"Roses are red, violets are blue, Tinder matched us so we should screw."
When I downloaded Tinder, this was not my intention.
I did not intend for boys to think it was OK to send me messages like this.
Yet this is the assumption if you download any one of the many social media dating apps; that a "hook-up" is in the impending future.*
*For this purpose, we will define "hook-up" as anything sexual; this could be kissing, sex, etc. While the word hook-up is very ambiguous in itself, we will not attempt to define it further at this point in time.
Nothing kills the vibe like a dating app. They encourage faceless contact reliant upon texts, instant messages, snapchats and friend requests. It's easy to appear witty, intelligent and attractive online. Everyone loves the filters on snapchat and the ability to copy and paste funny one-liners from a search engine. But does this encourage actual relationships? Or simply hook-ups?
Recently, it was discovered that "digital eligibility exceeds physical eligibility," meaning that while someone may seem attractive online, they pale in comparison in real life.

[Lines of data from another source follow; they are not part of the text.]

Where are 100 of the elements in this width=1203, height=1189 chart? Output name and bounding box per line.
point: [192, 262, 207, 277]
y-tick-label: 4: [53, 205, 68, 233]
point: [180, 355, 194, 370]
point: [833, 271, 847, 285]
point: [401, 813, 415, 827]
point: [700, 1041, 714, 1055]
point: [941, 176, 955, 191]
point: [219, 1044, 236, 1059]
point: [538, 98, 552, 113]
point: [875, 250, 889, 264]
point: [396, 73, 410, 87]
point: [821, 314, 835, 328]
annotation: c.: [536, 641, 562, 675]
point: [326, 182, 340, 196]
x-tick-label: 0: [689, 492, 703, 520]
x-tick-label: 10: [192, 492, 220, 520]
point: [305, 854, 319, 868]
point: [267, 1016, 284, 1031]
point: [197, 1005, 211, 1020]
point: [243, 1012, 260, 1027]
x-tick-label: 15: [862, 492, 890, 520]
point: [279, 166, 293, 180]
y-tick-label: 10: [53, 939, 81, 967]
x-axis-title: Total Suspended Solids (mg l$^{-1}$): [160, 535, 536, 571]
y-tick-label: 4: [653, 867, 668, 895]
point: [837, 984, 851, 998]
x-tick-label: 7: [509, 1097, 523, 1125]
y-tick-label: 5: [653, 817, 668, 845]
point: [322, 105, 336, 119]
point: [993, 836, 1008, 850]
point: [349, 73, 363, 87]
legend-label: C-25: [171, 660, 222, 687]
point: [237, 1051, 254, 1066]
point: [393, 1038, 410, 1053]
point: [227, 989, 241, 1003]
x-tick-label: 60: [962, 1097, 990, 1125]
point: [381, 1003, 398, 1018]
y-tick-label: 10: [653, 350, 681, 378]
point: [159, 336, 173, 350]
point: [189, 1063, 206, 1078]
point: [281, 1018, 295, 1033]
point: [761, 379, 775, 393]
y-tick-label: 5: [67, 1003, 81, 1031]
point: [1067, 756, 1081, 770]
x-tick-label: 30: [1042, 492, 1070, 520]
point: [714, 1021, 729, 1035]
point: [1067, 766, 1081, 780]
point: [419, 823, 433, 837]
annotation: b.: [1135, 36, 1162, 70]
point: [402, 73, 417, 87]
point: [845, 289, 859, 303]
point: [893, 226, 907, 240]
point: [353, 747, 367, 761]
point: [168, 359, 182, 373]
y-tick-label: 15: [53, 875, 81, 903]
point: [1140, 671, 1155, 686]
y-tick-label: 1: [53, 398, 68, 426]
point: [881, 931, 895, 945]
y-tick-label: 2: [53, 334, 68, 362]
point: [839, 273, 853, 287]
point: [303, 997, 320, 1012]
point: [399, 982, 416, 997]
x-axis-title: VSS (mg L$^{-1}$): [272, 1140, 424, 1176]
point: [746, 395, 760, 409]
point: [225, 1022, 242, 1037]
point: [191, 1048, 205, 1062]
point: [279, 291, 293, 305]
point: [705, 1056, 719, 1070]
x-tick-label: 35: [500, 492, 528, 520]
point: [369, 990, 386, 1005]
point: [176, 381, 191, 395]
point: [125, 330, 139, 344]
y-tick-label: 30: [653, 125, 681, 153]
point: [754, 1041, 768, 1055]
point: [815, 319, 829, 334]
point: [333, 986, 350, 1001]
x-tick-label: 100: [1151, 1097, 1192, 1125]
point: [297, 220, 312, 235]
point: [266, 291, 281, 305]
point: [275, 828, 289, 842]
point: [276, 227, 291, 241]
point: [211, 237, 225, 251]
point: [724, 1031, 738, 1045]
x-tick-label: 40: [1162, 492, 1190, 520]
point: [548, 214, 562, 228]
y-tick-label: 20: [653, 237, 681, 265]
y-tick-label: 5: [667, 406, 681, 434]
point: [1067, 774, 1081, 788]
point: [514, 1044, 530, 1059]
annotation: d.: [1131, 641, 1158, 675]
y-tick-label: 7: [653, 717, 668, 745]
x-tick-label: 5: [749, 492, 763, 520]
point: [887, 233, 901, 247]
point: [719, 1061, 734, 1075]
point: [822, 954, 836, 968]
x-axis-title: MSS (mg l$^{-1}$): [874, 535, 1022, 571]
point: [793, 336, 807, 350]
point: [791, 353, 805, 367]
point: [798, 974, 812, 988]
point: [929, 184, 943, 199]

Tinder allows us to fulfill some sort of need. We can create the person we want to be. The perfect package. This causes an immediate sense of gratification. The more people swipe right indicating they like us, the better we feel. In the real world where no one seems to speak their mind or make a move, in the technological world, we can boost an over inflated ego with a couple swipes or choruses of
"Wow... you're beautiful" and "hey:)"
It's almost more arousing to match and/or message with someone than it is to actually hook-up with them.
This, my friends, is a problem.
Gone are the days of calling on someone like in "Pride and Prejudice" and gone are the days where people simply asked other people to coffee to get to know them. This has now been replaced with the standard Tinder profile, complete with several extremely edited photos, a name, age and short 140 character bio.
Let's ask ourselves; by downloading social media dating apps like Tinder, are we only seeking to gratify ourselves in a superficial and frivolous way? Or are we actually seeking relationships?
If the answer is the latter (which I assume it is), we are far better off dealing with the cryptic signals offered from those we are interested in, than spending hours swiping away and crafting perfect messages.
We're only allowing others to see us through the guise of social media, and if we want to form real relationships, we need to put down our phones, delete those apps and enter the real world.